USA v. Kott et al
Order on Motion for Hearing, Order on Motion for Miscellaneous Relief
UNITED STATES DISTRICT COURT
DISTRICT OF ALASKA
UNITED STATES OF AMERICA,
PETER KOTT and BRUCE WEYHRAUCH,
ORDER AND OPINION
[Docket Nos. 78 and 92]
I. MOTIONS PRESENTED
At docket 78, defendant Bruce Weyhrauch moves for an order establishing
certain legal propositions. Weyhrauch’s co-defendant, Peter Kott, has not filed any
papers concerning the motion. The United States has filed an opposition at docket 89.
At docket 92, Weyhrauch moves for oral argument on his motion at docket 78.
Because oral argument would not be of assistance, that request will be denied.
Weyhrauch is a lawyer and a former member of the Alaska House of
Representatives who represented a district in Juneau. Kott also is a former member of
the House who represented a district in Eagle River. The charges against the
defendants relate to their activities as legislators.
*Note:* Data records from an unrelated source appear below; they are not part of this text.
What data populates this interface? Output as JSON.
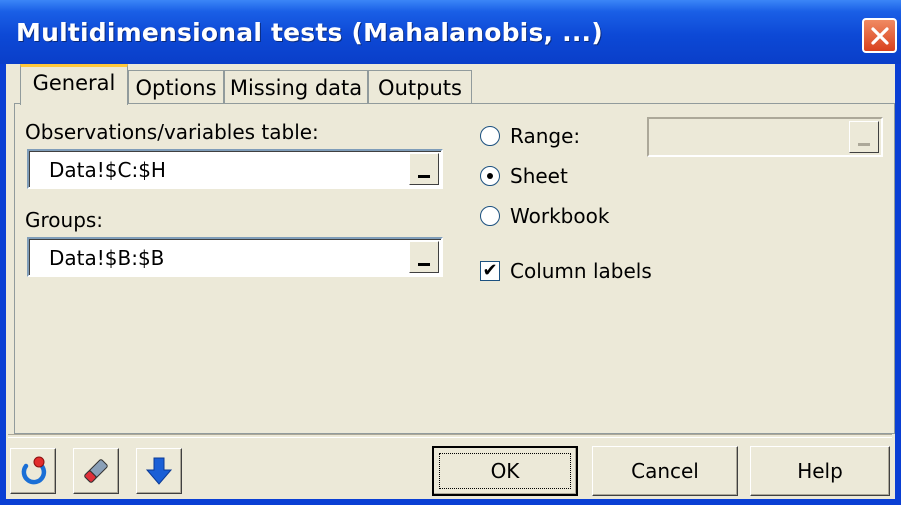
{
  "window": {
    "title": "Multidimensional tests (Mahalanobis, ...)"
  },
  "tabs": [
    {
      "label": "General",
      "active": true
    },
    {
      "label": "Options",
      "active": false
    },
    {
      "label": "Missing data",
      "active": false
    },
    {
      "label": "Outputs",
      "active": false
    }
  ],
  "general": {
    "observations_label": "Observations/variables table:",
    "observations_value": "Data!$C:$H",
    "groups_label": "Groups:",
    "groups_value": "Data!$B:$B",
    "output": {
      "range_label": "Range:",
      "range_value": "",
      "sheet_label": "Sheet",
      "workbook_label": "Workbook",
      "selected": "Sheet"
    },
    "column_labels": {
      "label": "Column labels",
      "checked": true
    }
  },
  "buttons": {
    "ok": "OK",
    "cancel": "Cancel",
    "help": "Help"
  },
  "icons": {
    "reset": "reset-icon",
    "clear": "eraser-icon",
    "down": "down-arrow-icon",
    "close": "close-icon"
  },
  "colors": {
    "titlebar": "#0a3ec9",
    "close": "#d9411e",
    "accent": "#1a6fd6"
  }
}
In Count 1 of the Indictment, Kott and Weyhrauch are charged with conspiracy to
commit extortion under color of official right, bribery, and honest services mail and wire
fraud in violation of 18 U.S.C. § 371. According to the allegations in Count 1, Kott and
Weyhrauch conspired with “COMPANY CEO” and “COMPANY VP” and others known
and unknown to the grand jury. As explained in the court’s earlier order at docket 85,
COMPANY CEO is Bill J. Allen and COMPANY VP is Richard L. “Rick” Smith.
In addition to the conspiracy charge, Weyhrauch is charged with one count of
attempted interference with commerce by extortion induced under color of official right
in violation of 18 U.S.C. § 1951(a), one count of bribery concerning programs receiving
federal funds in violation of 18 U.S.C. § 666(a)(1)(b), and one count of honest services
mail fraud in violation of 18 U.S.C. §§ 1341 and 1346. The Indictment also charges Kott
with interference with commerce by extortion induced under color of official right in
violation of 18 U.S.C. § 1951(a), one count of bribery concerning programs receiving
federal funds in violation of 18 U.S.C. § 666(a)(1)(b), and one count of honest services
wire fraud in violation of 18 U.S.C. §§ 1343 and 1346.
Weyhrauch describes the relief he seeks in the following passage :
In particular, Weyhrauch moves for an order establishing (1) that the
government must prove Weyhrauch intended that there be a quid pro quo
in order to prove the conspiracy to extort and attempted extortion charges,
and it follows that whether or not Weyhrauch would have taken the same
actions regardless of soliciting the work from VECO is relevant to those
charges, and (2) that whether or not Weyhrauch would have taken the
same actions regardless of soliciting the work from VECO is also
probative of the requisite element of intent to defraud in the mail fraud
charge as well as a good faith defense to that charge.1
Weyhrauch’s motion is focused on the proposition that evidence that he would have
discharged his legislative duties, such as casting votes relating to the Petroleum
Production Tax (“PPT”) that were coincident with the votes VECO’s officers desired, in
the same manner regardless of benefits sought from VECO is relevant to all three
charges against him.2
Doc. 78 at p. 2.
In addition to conspiracy to commit Hobbs Act extortion and honest services mail and
wire fraud, Count 1 also charges a conspiracy to commit bribery in violation of 18 U.S.C.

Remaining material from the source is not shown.